1. Menghukum kekasaran anak itu dapat dibenarkan, tetapi bukan dengan memukulnya secara kasar. Hal itu akan berakibat kebalikannya, yaitu anak meniru kelakuan orang dewasa. Apabila orangtua menghukum dengan menganiaya, maka anak akan belajar untuk menganiaya orang lain sebagai balasan pelampiasannya.

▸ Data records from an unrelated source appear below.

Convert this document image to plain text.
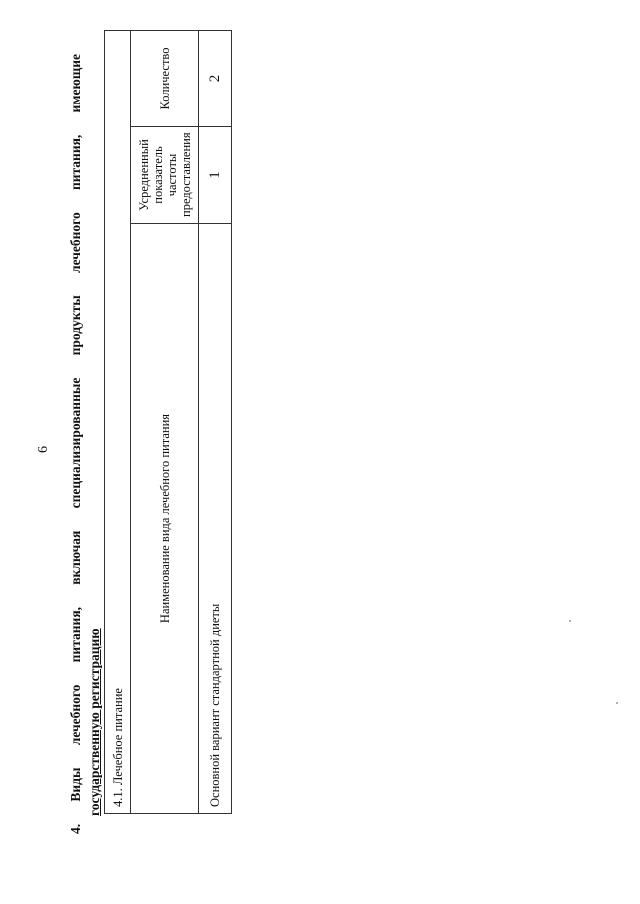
6
4.
Виды
лечебного
питания,
включая
специализированные
продукты
лечебного
питания,
имеющие
государственную регистрацию 4.1. Лечебное питание		
Наименование вида лечебного питания	Усредненный показатель частоты предоставления	Количество
Основной вариант стандартной диеты	1	2
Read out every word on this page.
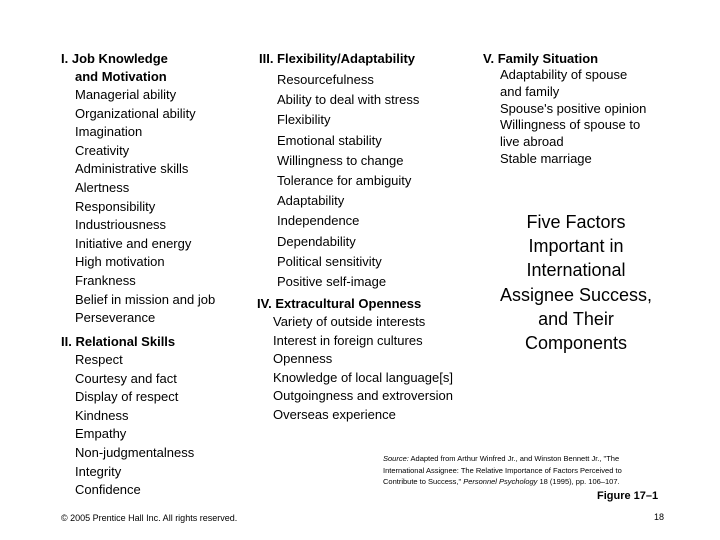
I. Job Knowledge
and Motivation
Managerial ability
Organizational ability
Imagination
Creativity
Administrative skills
Alertness
Responsibility
Industriousness
Initiative and energy
High motivation
Frankness
Belief in mission and job
Perseverance
II. Relational Skills
Respect
Courtesy and fact
Display of respect
Kindness
Empathy
Non-judgmentalness
Integrity
Confidence
III. Flexibility/Adaptability
Resourcefulness
Ability to deal with stress
Flexibility
Emotional stability
Willingness to change
Tolerance for ambiguity
Adaptability
Independence
Dependability
Political sensitivity
Positive self-image
IV. Extracultural Openness
Variety of outside interests
Interest in foreign cultures
Openness
Knowledge of local language[s]
Outgoingness and extroversion
Overseas experience
V. Family Situation
Adaptability of spouse
and family
Spouse's positive opinion
Willingness of spouse to
live abroad
Stable marriage
Five Factors
Important in
International
Assignee Success,
and Their
Components
Source: Adapted from Arthur Winfred Jr., and Winston Bennett Jr., "The
International Assignee: The Relative Importance of Factors Perceived to
Contribute to Success," Personnel Psychology 18 (1995), pp. 106–107.
Figure 17–1
© 2005 Prentice Hall Inc. All rights reserved.	18
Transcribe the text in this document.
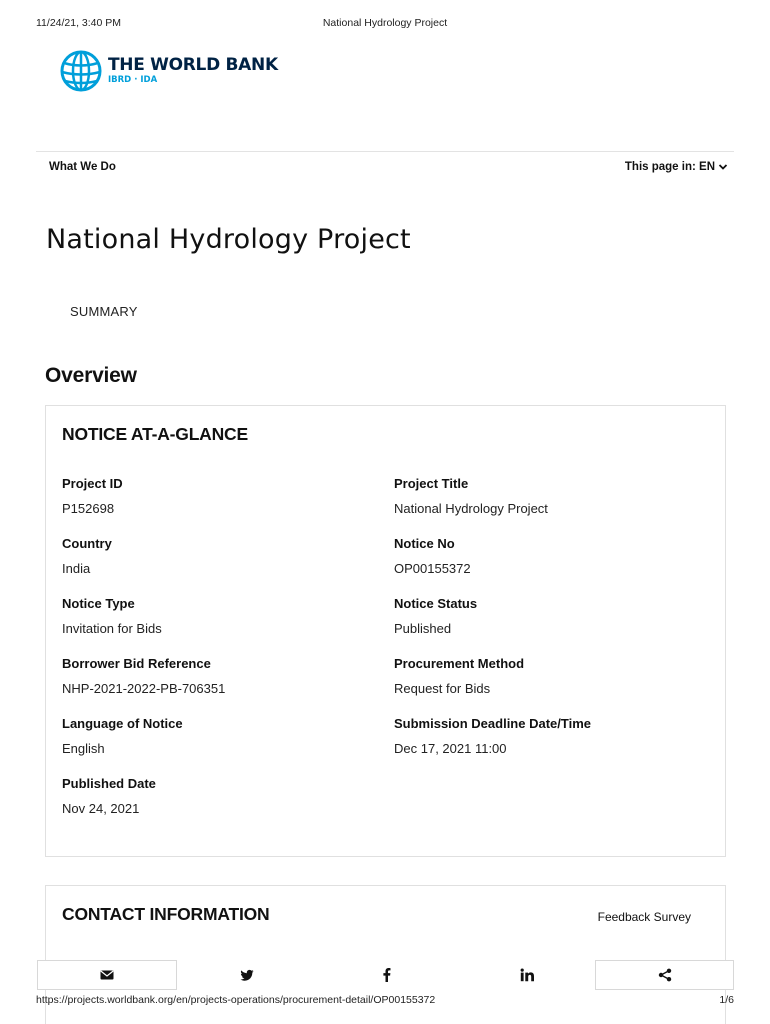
11/24/21, 3:40 PM	National Hydrology Project
THE WORLD BANK
IBRD · IDA
What We Do	This page in: EN
National Hydrology Project
SUMMARY
Overview
NOTICE AT-A-GLANCE
Project ID
P152698
Project Title
National Hydrology Project
Country
India
Notice No
OP00155372
Notice Type
Invitation for Bids
Notice Status
Published
Borrower Bid Reference
NHP-2021-2022-PB-706351
Procurement Method
Request for Bids
Language of Notice
English
Submission Deadline Date/Time
Dec 17, 2021 11:00
Published Date
Nov 24, 2021
CONTACT INFORMATION	Feedback Survey
https://projects.worldbank.org/en/projects-operations/procurement-detail/OP00155372	1/6
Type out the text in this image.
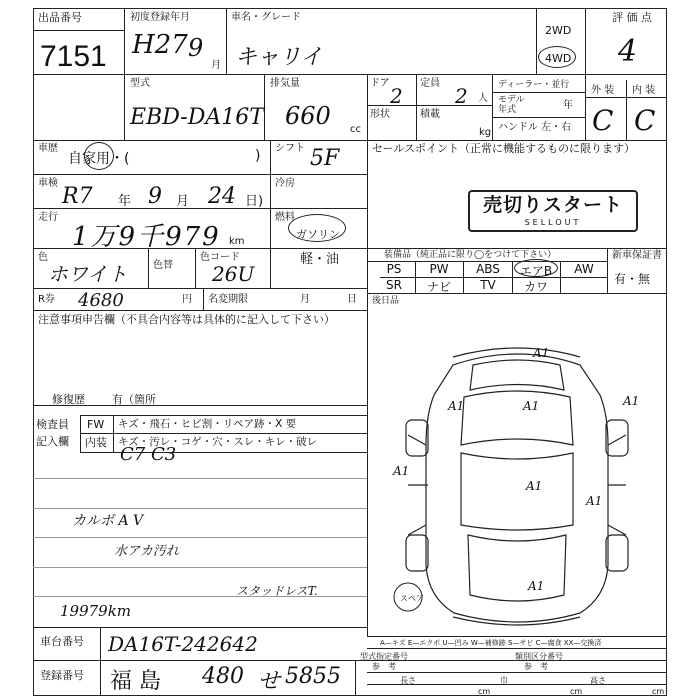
出品番号
7151
初度登録年月
H27 9
月
車名・グレード
キャリイ
2WD
4WD
評 価 点
4
型式
EBD-DA16T
排気量
660 cc
ドア
2
定員
2 人
形状	積載
kg
ディーラー・並行
モデル
年式	年
ハンドル 左・右
外 装 内 装
C C
車歴
自家用・(	) シフト 5F
車検
R7 年 9 月 24 日)
冷房
走行
1万9千979 km
燃料
ガソリン
軽・油
色
ホワイト	色替
色コード
26U
R券 4680	円 名変期限	月	日
セールスポイント（正常に機能するものに限ります）
売切りスタート
SELLOUT
装備品（純正品に限り◯をつけて下さい）	新車保証書
有・無
PS	PW	ABS	エアB	AW
SR	ナビ	TV	カワ
後日品
注意事項申告欄（不具合内容等は具体的に記入して下さい）
修復歴 有（箇所
検査員
記入欄
FW キズ・飛石・ヒビ割・リペア跡・X 要
内装 キズ・汚レ・コゲ・穴・スレ・キレ・破レ
C7 C3
カルボ A V
水アカ汚れ
スタッドレスT.
19979km
A1
A1
A1	A1
A1
A1
A1
A1
スペア
車台番号 DA16T-242642
登録番号 福 島 480 せ 5855
A—キズ E—エクボ U—凹み W—補修跡 S—サビ C—腐食 XX—交換済
型式指定番号
参　考
類別区分番号
参　考
長さ
cm
巾
cm
高さ
cm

2. Bentuk agresifitas anak TK ada beberapa macam. Pertama, bentuk verbal, misalnya dengan mengeluarkan kata-kata “kotor” yang mungkin anak tidak mengerti artinya namun hanya meniru saja. Kedua, agresi juga bisa dalam bentuk tindakan fisik. Misalnya menggigit, menendang, mencubit. Semua perilaku ini dimaksudkan untuk menyakiti fisik atau badan. Buss dan Perry (1992) menambahkan dua jenis agresi, yakni kemarahan (anger), dan kebencian (hostility). Agresi yang umumnya terjadi pada anak usia TK adalah hostile aggression yaitu agresi yang ditujukan ke orang lain akibat kesal atau marah pada seseorang.
BENTUK-BENTUK DELIQUENCY
John W. Santrock mendefinisikan, kenakalan remaja (Juvenile Delinquency) mengacu pada suatu rentang perilaku yang luas, mulai dari perilaku yang tidak dapat diterima secara sosial (seperti bertindak berlebihan disekolah), pelanggaran (seperti melarikan diri dari rumah), hingga tindakan-tindakan kriminal (seperti mencuri) (Santrock, 1995). Menurut Kartini Kartono, Juvenile Delinquency adalah perilaku jahat (dursila), atau kejahatan atau kenakalan anak-anak muda, merupakan gejala sakit (patologis) secara sosial pada anak-anak dan remaja yang disebabkan oleh suatu bentuk pengabaian sosial, sehingga mereka itu mengembangakan tingkah laku yang menyimpang (Kartono, 2001).
1. Penggunaan waktu luang : kegiatan di masa remaja sering hanya berkisar pada kegiatan sekolah dan seputar usaha menyelesaikan urusan di rumah, selain itu mereka bebas, tidak ada kegiatan. Apabila waktu luang tanpa kegiatan ini terlalu banyak, pada si remaja akan timbul gagasan untuk mengisi waktu luangnya dengan berbagai bentuk kegiatan. Apabila si remaja melakukan kegiatan yang positif, hal ini tidak akan menimbulkan masalah. Namun, jika ia melakukan kegiatan yang negatif maka lingkungan dapat terganggu. Seringkali perbuatan negatif ini hanya terdorong rasa iseng saja. Tindakan iseng ini selain untuk mengisi waktu juga tidak jarang dipergunakan para remaja untuk menarik perhatian lingkungannya. Perhatian yang diharapkan dapat berasal dari orangtuanya maupun kawan sepermainannya. Celakanya, kawan sebaya sering menganggap iseng berbahaya adalah salah satu bentuk pamer sifat jagoan yang sangat membanggakan. Misalnya, ngebut tanpa lampu dimalam hari, mencuri, merusak, minum minuman keras, obat bius, dan sebagainya. Munculnya kegiatan iseng tersebut selain atas inisiatif si remaja sendiri, sering pula karena dorongan teman sepergaulan yang kurang sesuai. Sebab dalam masyarakat, pada umunya apabila seseorang tidak mengikuti gaya hidup anggota kelompoknya maka ia akan dijauhi oleh lingkungannya. Tindakan pengasingan ini jelas tidak mengenakkan hati si remaja, akhirnya mereka terpaksa mengikuti tindakan kawan-kawannya. Akhirnya ia terjerumus. Tersesat.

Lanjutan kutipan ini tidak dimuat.